Parler de la lumière en photographie [2] constitue une sorte de pléonasme, si on se réfère à son étymologie grecque « écrire ou peindre avec la lumière ». Ne cherchez pas sur internet les rapports entre lumière et photographie, on ne vous parlera que de technique ou de gestion de la couleur.

Article précédemment paru dans la Lettre, Académie des Beaux-Arts numéro 84, printemps 2017 intitulé LUMIÈRE(S).

Aux origines certes, le photon vient frapper une surface sensible pour y laisser une trace. Les travaux proto-photographiques de Thomas Wedgwood et Humphry Davy, dans les premières années du XIXe siècle, révélèrent la réalité du phénomène mais n’arrivèrent pas à en fixer la trace.

On a bien compris qu’ici, notre propos n’embrassera pas ce que, depuis son invention en 1827, on a coutume de désigner par « photographie », pour se concentrer sur des artistes qui, dans la filiation de ces premières recherches, ont continué à privilégier la lumière comme source de leur création, même si le mot lumière a été régulièrement mentionné en termes élogieux pour qualifier des photographies. La fameuse « lumière » des studios Harcourt ou encore cette réflexion formulée par Robert Doisneau dans le film de François Porcile [3] : « La lumière, quand cela marche, c’est beaucoup plus beau qu’on ne pouvait l’imaginer ». Et le regretté Thibaud Cuisset qui aimait se référer à la lumière de Vermeer.

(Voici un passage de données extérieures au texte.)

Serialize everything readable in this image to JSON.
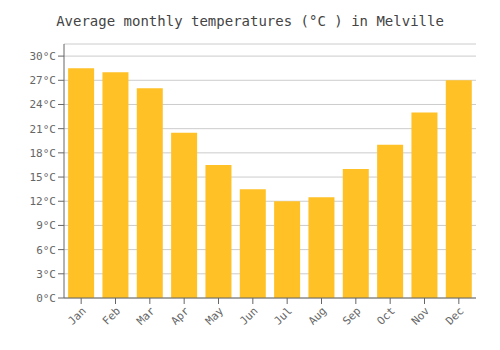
{
  "chart_data": {
    "type": "bar",
    "title": "Average monthly temperatures (°C ) in Melville",
    "categories": [
      "Jan",
      "Feb",
      "Mar",
      "Apr",
      "May",
      "Jun",
      "Jul",
      "Aug",
      "Sep",
      "Oct",
      "Nov",
      "Dec"
    ],
    "values": [
      28.5,
      28.0,
      26.0,
      20.5,
      16.5,
      13.5,
      12.0,
      12.5,
      16.0,
      19.0,
      23.0,
      27.0
    ],
    "color": "#FFC125",
    "ylim": [
      0,
      31.5
    ],
    "yticks": [
      {
        "value": 0,
        "label": "0°C"
      },
      {
        "value": 3,
        "label": "3°C"
      },
      {
        "value": 6,
        "label": "6°C"
      },
      {
        "value": 9,
        "label": "9°C"
      },
      {
        "value": 12,
        "label": "12°C"
      },
      {
        "value": 15,
        "label": "15°C"
      },
      {
        "value": 18,
        "label": "18°C"
      },
      {
        "value": 21,
        "label": "21°C"
      },
      {
        "value": 24,
        "label": "24°C"
      },
      {
        "value": 27,
        "label": "27°C"
      },
      {
        "value": 30,
        "label": "30°C"
      }
    ],
    "grid": true
  }
}
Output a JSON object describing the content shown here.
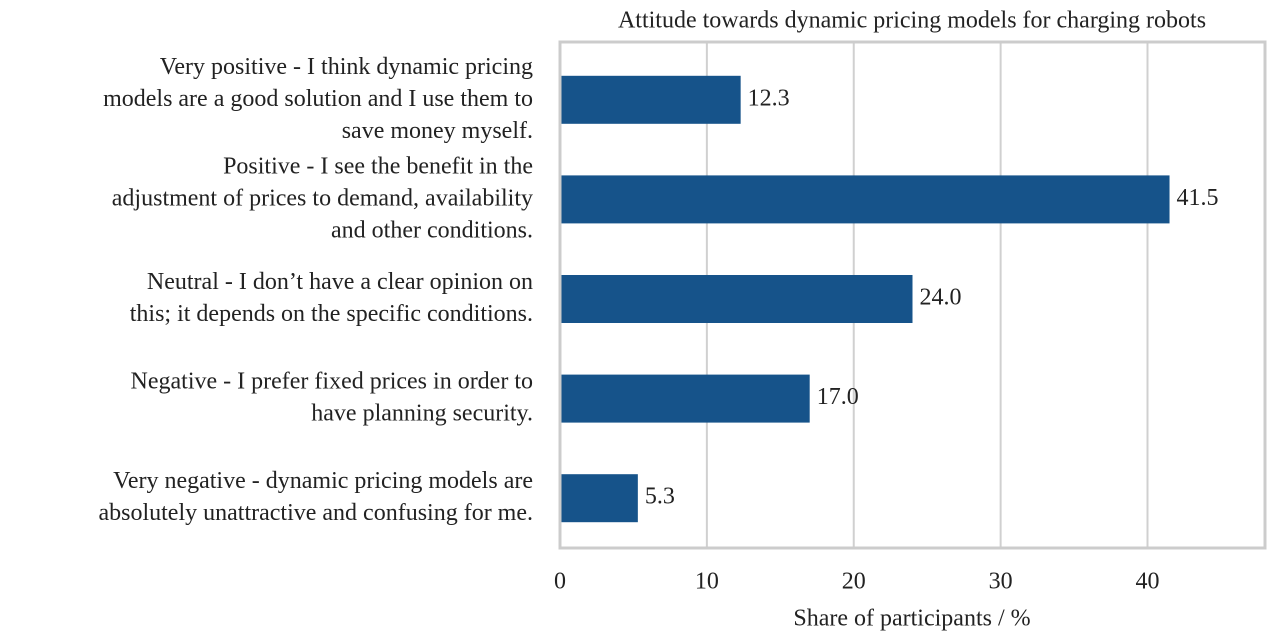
{
  "chart_data": {
    "type": "barh",
    "title": "Attitude towards dynamic pricing models for charging robots",
    "xlabel": "Share of participants / %",
    "categories": [
      "Very positive - I think dynamic pricing\nmodels are a good solution and I use them to\nsave money myself.",
      "Positive - I see the benefit in the\nadjustment of prices to demand, availability\nand other conditions.",
      "Neutral - I don’t have a clear opinion on\nthis; it depends on the specific conditions.",
      "Negative - I prefer fixed prices in order to\nhave planning security.",
      "Very negative - dynamic pricing models are\nabsolutely unattractive and confusing for me."
    ],
    "values": [
      12.3,
      41.5,
      24,
      17,
      5.3
    ],
    "value_labels": [
      "12.3",
      "41.5",
      "24.0",
      "17.0",
      "5.3"
    ],
    "color": "#16538a",
    "xlim": [
      0,
      48
    ],
    "xticks": [
      0,
      10,
      20,
      30,
      40
    ],
    "grid": true
  }
}
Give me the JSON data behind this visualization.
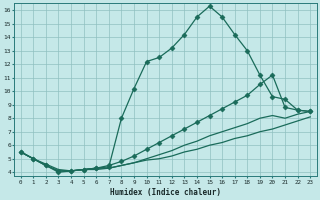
{
  "xlabel": "Humidex (Indice chaleur)",
  "ylabel": "",
  "background_color": "#c5e8e8",
  "grid_color": "#90c0c0",
  "line_color": "#1a6b5a",
  "xlim_min": -0.5,
  "xlim_max": 23.5,
  "ylim_min": 3.7,
  "ylim_max": 16.5,
  "x_ticks": [
    0,
    1,
    2,
    3,
    4,
    5,
    6,
    7,
    8,
    9,
    10,
    11,
    12,
    13,
    14,
    15,
    16,
    17,
    18,
    19,
    20,
    21,
    22,
    23
  ],
  "y_ticks": [
    4,
    5,
    6,
    7,
    8,
    9,
    10,
    11,
    12,
    13,
    14,
    15,
    16
  ],
  "lines": [
    {
      "x": [
        0,
        1,
        2,
        3,
        4,
        5,
        6,
        7,
        8,
        9,
        10,
        11,
        12,
        13,
        14,
        15,
        16,
        17,
        18,
        19,
        20,
        21,
        22,
        23
      ],
      "y": [
        5.5,
        5.0,
        4.5,
        4.0,
        4.1,
        4.2,
        4.3,
        4.4,
        8.0,
        10.2,
        12.2,
        12.5,
        13.2,
        14.2,
        15.5,
        16.3,
        15.5,
        14.2,
        13.0,
        11.2,
        9.6,
        9.4,
        8.6,
        8.5
      ],
      "marker": "D",
      "markersize": 2.5,
      "linewidth": 0.9
    },
    {
      "x": [
        0,
        1,
        2,
        3,
        4,
        5,
        6,
        7,
        8,
        9,
        10,
        11,
        12,
        13,
        14,
        15,
        16,
        17,
        18,
        19,
        20,
        21,
        22,
        23
      ],
      "y": [
        5.5,
        5.0,
        4.5,
        4.1,
        4.1,
        4.2,
        4.3,
        4.5,
        4.8,
        5.2,
        5.7,
        6.2,
        6.7,
        7.2,
        7.7,
        8.2,
        8.7,
        9.2,
        9.7,
        10.5,
        11.2,
        8.8,
        8.6,
        8.5
      ],
      "marker": "D",
      "markersize": 2.5,
      "linewidth": 0.9
    },
    {
      "x": [
        0,
        1,
        2,
        3,
        4,
        5,
        6,
        7,
        8,
        9,
        10,
        11,
        12,
        13,
        14,
        15,
        16,
        17,
        18,
        19,
        20,
        21,
        22,
        23
      ],
      "y": [
        5.5,
        5.0,
        4.5,
        4.1,
        4.1,
        4.2,
        4.3,
        4.3,
        4.5,
        4.7,
        5.0,
        5.3,
        5.6,
        6.0,
        6.3,
        6.7,
        7.0,
        7.3,
        7.6,
        8.0,
        8.2,
        8.0,
        8.3,
        8.5
      ],
      "marker": null,
      "markersize": 0,
      "linewidth": 0.9
    },
    {
      "x": [
        0,
        1,
        2,
        3,
        4,
        5,
        6,
        7,
        8,
        9,
        10,
        11,
        12,
        13,
        14,
        15,
        16,
        17,
        18,
        19,
        20,
        21,
        22,
        23
      ],
      "y": [
        5.5,
        5.0,
        4.6,
        4.2,
        4.1,
        4.2,
        4.2,
        4.3,
        4.5,
        4.7,
        4.9,
        5.0,
        5.2,
        5.5,
        5.7,
        6.0,
        6.2,
        6.5,
        6.7,
        7.0,
        7.2,
        7.5,
        7.8,
        8.1
      ],
      "marker": null,
      "markersize": 0,
      "linewidth": 0.9
    }
  ]
}
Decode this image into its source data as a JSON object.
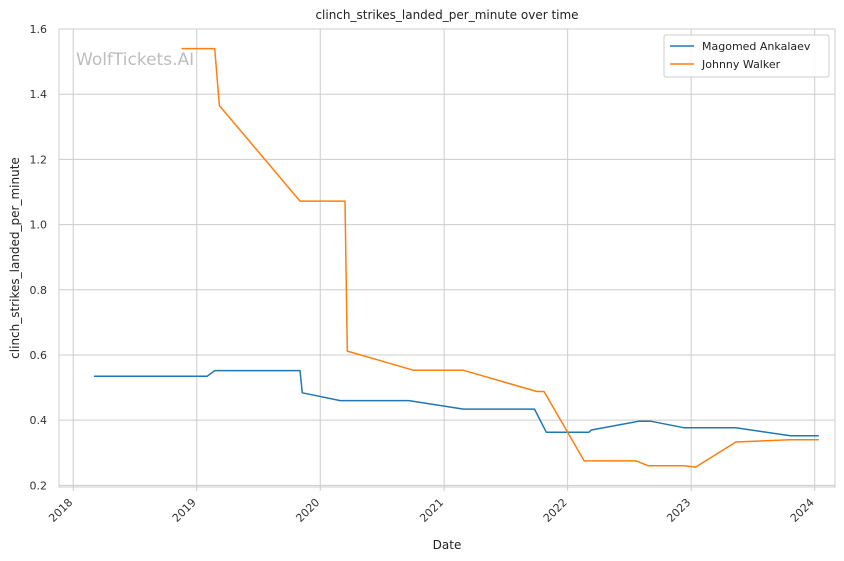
{
  "chart_data": {
    "type": "line",
    "title": "clinch_strikes_landed_per_minute over time",
    "xlabel": "Date",
    "ylabel": "clinch_strikes_landed_per_minute",
    "watermark": "WolfTickets.AI",
    "xlim": [
      "2017-11-20",
      "2024-03-01"
    ],
    "ylim": [
      0.195,
      1.6
    ],
    "x_ticks": [
      "2018",
      "2019",
      "2020",
      "2021",
      "2022",
      "2023",
      "2024"
    ],
    "y_ticks": [
      "0.2",
      "0.4",
      "0.6",
      "0.8",
      "1.0",
      "1.2",
      "1.4",
      "1.6"
    ],
    "grid": true,
    "legend_position": "top-right",
    "series": [
      {
        "name": "Magomed Ankalaev",
        "color": "#1f77b4",
        "points": [
          [
            "2018-03-03",
            0.535
          ],
          [
            "2019-02-01",
            0.535
          ],
          [
            "2019-02-23",
            0.552
          ],
          [
            "2019-11-02",
            0.552
          ],
          [
            "2019-11-09",
            0.484
          ],
          [
            "2020-02-29",
            0.46
          ],
          [
            "2020-09-19",
            0.46
          ],
          [
            "2021-02-27",
            0.434
          ],
          [
            "2021-09-25",
            0.434
          ],
          [
            "2021-10-30",
            0.363
          ],
          [
            "2022-03-05",
            0.363
          ],
          [
            "2022-03-12",
            0.37
          ],
          [
            "2022-07-30",
            0.397
          ],
          [
            "2022-09-03",
            0.397
          ],
          [
            "2022-12-10",
            0.377
          ],
          [
            "2023-05-13",
            0.377
          ],
          [
            "2023-10-21",
            0.352
          ],
          [
            "2024-01-13",
            0.352
          ]
        ]
      },
      {
        "name": "Johnny Walker",
        "color": "#ff7f0e",
        "points": [
          [
            "2018-11-17",
            1.54
          ],
          [
            "2019-02-23",
            1.54
          ],
          [
            "2019-03-09",
            1.365
          ],
          [
            "2019-11-02",
            1.072
          ],
          [
            "2020-03-14",
            1.072
          ],
          [
            "2020-03-21",
            0.612
          ],
          [
            "2020-10-03",
            0.553
          ],
          [
            "2021-02-27",
            0.553
          ],
          [
            "2021-10-02",
            0.488
          ],
          [
            "2021-10-23",
            0.488
          ],
          [
            "2022-02-19",
            0.275
          ],
          [
            "2022-07-23",
            0.275
          ],
          [
            "2022-08-27",
            0.26
          ],
          [
            "2022-12-10",
            0.26
          ],
          [
            "2023-01-14",
            0.256
          ],
          [
            "2023-05-13",
            0.333
          ],
          [
            "2023-10-21",
            0.34
          ],
          [
            "2024-01-13",
            0.34
          ]
        ]
      }
    ]
  }
}
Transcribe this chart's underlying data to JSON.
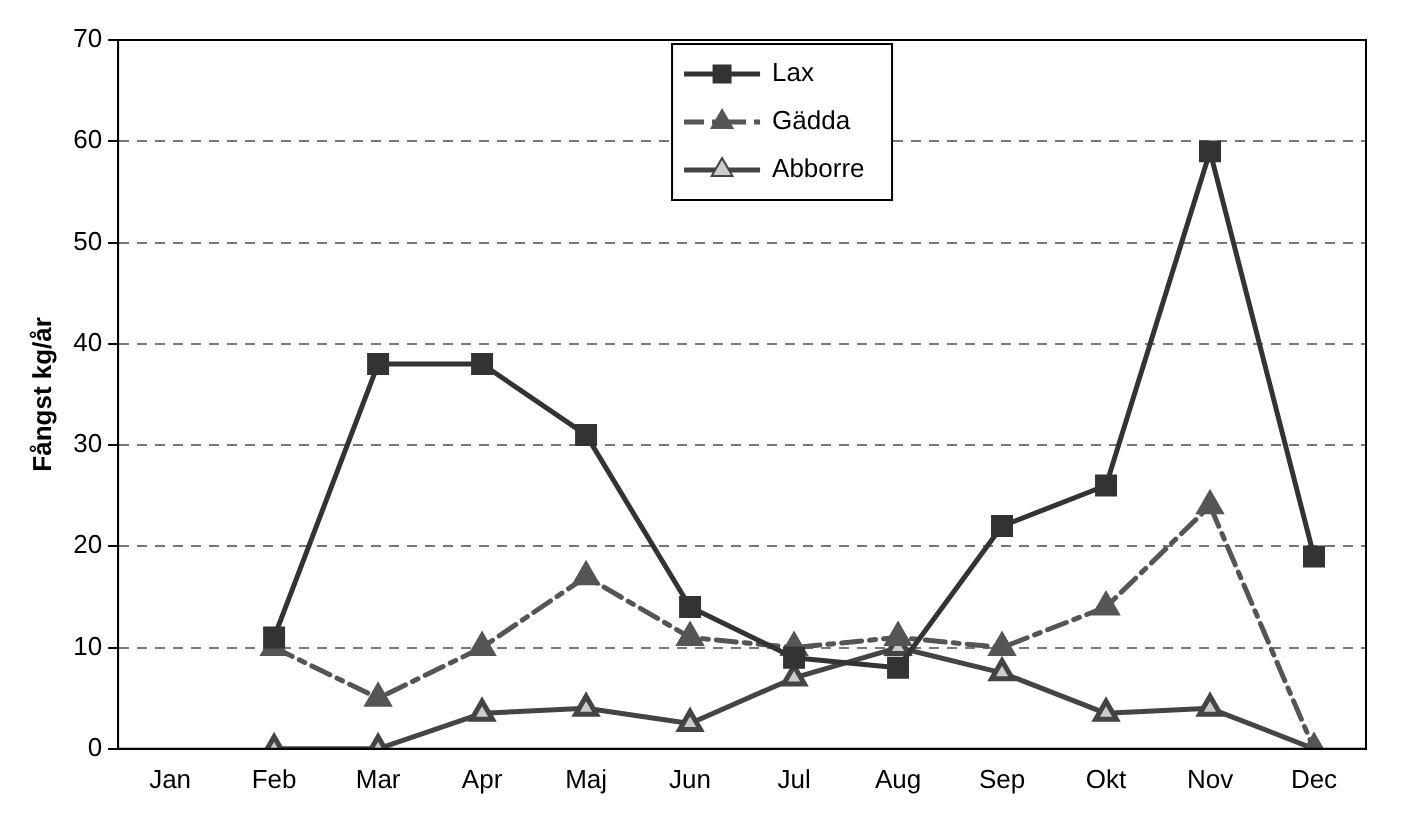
{
  "chart_data": {
    "type": "line",
    "ylabel": "Fångst kg/år",
    "categories": [
      "Jan",
      "Feb",
      "Mar",
      "Apr",
      "Maj",
      "Jun",
      "Jul",
      "Aug",
      "Sep",
      "Okt",
      "Nov",
      "Dec"
    ],
    "series": [
      {
        "name": "Lax",
        "color": "#333333",
        "marker": "square",
        "line_style": "solid",
        "values": [
          null,
          11,
          38,
          38,
          31,
          14,
          9,
          8,
          22,
          26,
          59,
          19
        ]
      },
      {
        "name": "Gädda",
        "color": "#555555",
        "marker": "triangle",
        "line_style": "dashed",
        "values": [
          null,
          10,
          5,
          10,
          17,
          11,
          10,
          11,
          10,
          14,
          24,
          0
        ]
      },
      {
        "name": "Abborre",
        "color": "#444444",
        "marker": "triangle",
        "line_style": "solid",
        "values": [
          null,
          0,
          0,
          3.5,
          4,
          2.5,
          7,
          10,
          7.5,
          3.5,
          4,
          0
        ]
      }
    ],
    "ylim": [
      0,
      70
    ],
    "yticks": [
      0,
      10,
      20,
      30,
      40,
      50,
      60,
      70
    ],
    "grid": "y",
    "legend": "top"
  }
}
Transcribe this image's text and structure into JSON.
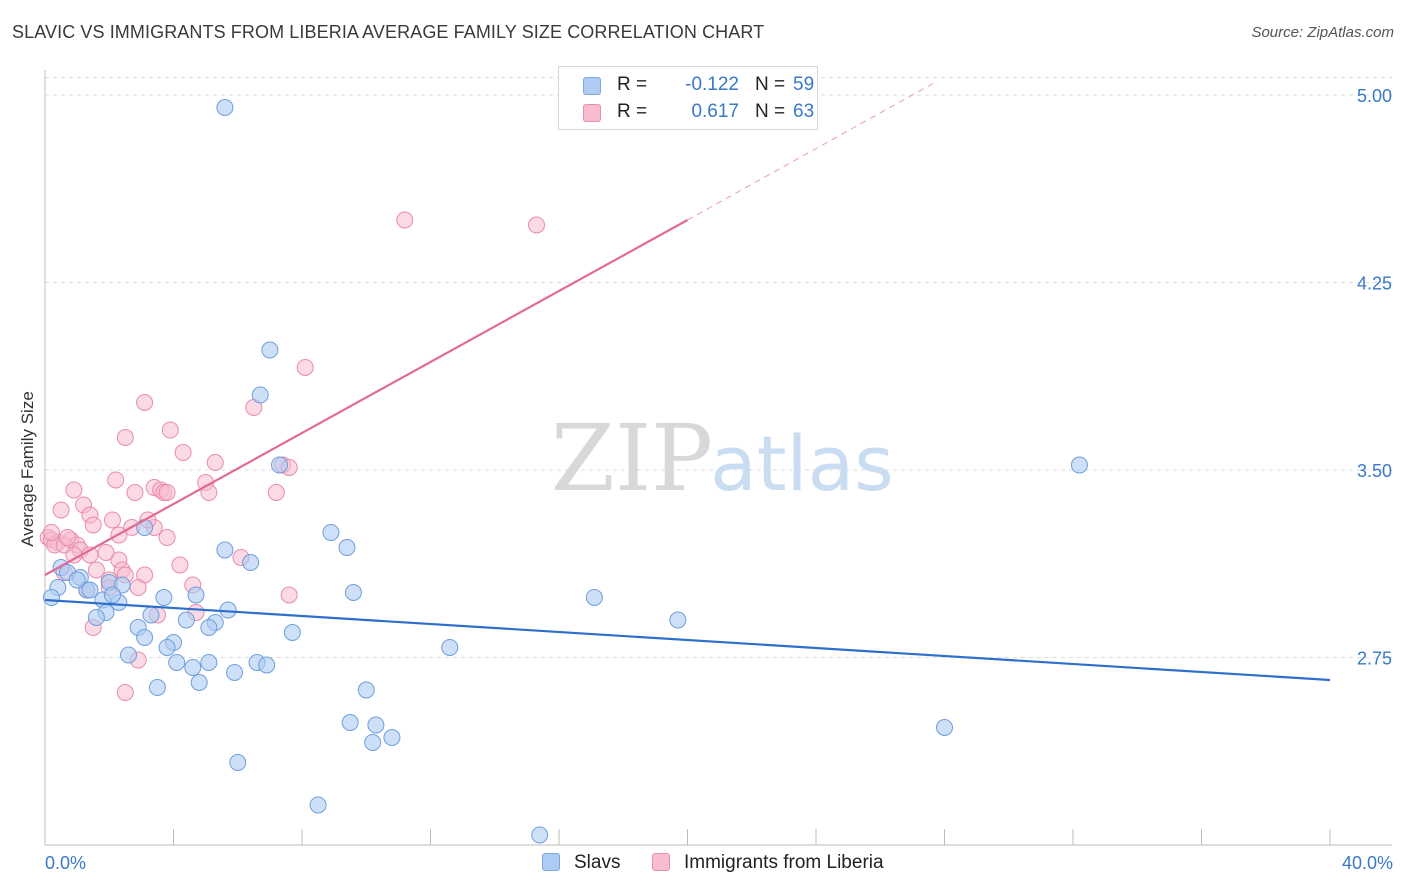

Les artistes photographes dont nous parlerons ici utilisent la lumière pour écrire ou peindre, en retournant aux origines. L’appareil de prise de vue disparaît la plupart du temps et, comme le souligne le britannique Adam Fuss (1961), « on ne prend pas des photographies, on fait des photographies ». Le résultat devient mystère, mais « le terme « photographie » peut-il encore être employé lorsqu’il remet en cause son essence même comme représentation du monde ? »

Les mouvements qui regroupent ces pratiques artistiques sont méconnus, voire méprisés en France. Geoffrey Batchen, cité par Marc Lénot [4], explique ce dé́sintérêt « par notre obsession de la représentation ».

Même s’ils n’en portent pas le nom, « les dessins photogéniques » [5] ré́alisés par William Henry Fox Talbot (1800-1877) avec des objets, souvent des végétaux, sur du papier « photosensibilisé », sont par essence des photogrammes. Tout comme les essais d’Hyppolite Bayard ou les images cyanotypiques de la botaniste anglaise Anna Atkins (1799-1871), lorsqu’elle reprend le procédé́ révélé par le chimiste anglais Sir John Herschel (1792-1871) le 16 juin 1842. En 1843 elle dispose des algues marines sur un papier sensibilisé aux sels de fer, avant de les exposer à la lumière naturelle [6].

On pourrait rattacher à cette utilisation de la lumière nombre d’expérimentations, plutôt scientifiques, comme le « photo-calque », la « gravure naturelle », la « photo directe » ou le cliché verre, prisé par Eugène Delacroix ou des artistes de l’école de Barbizon comme Jean-Baptiste Camille Corot.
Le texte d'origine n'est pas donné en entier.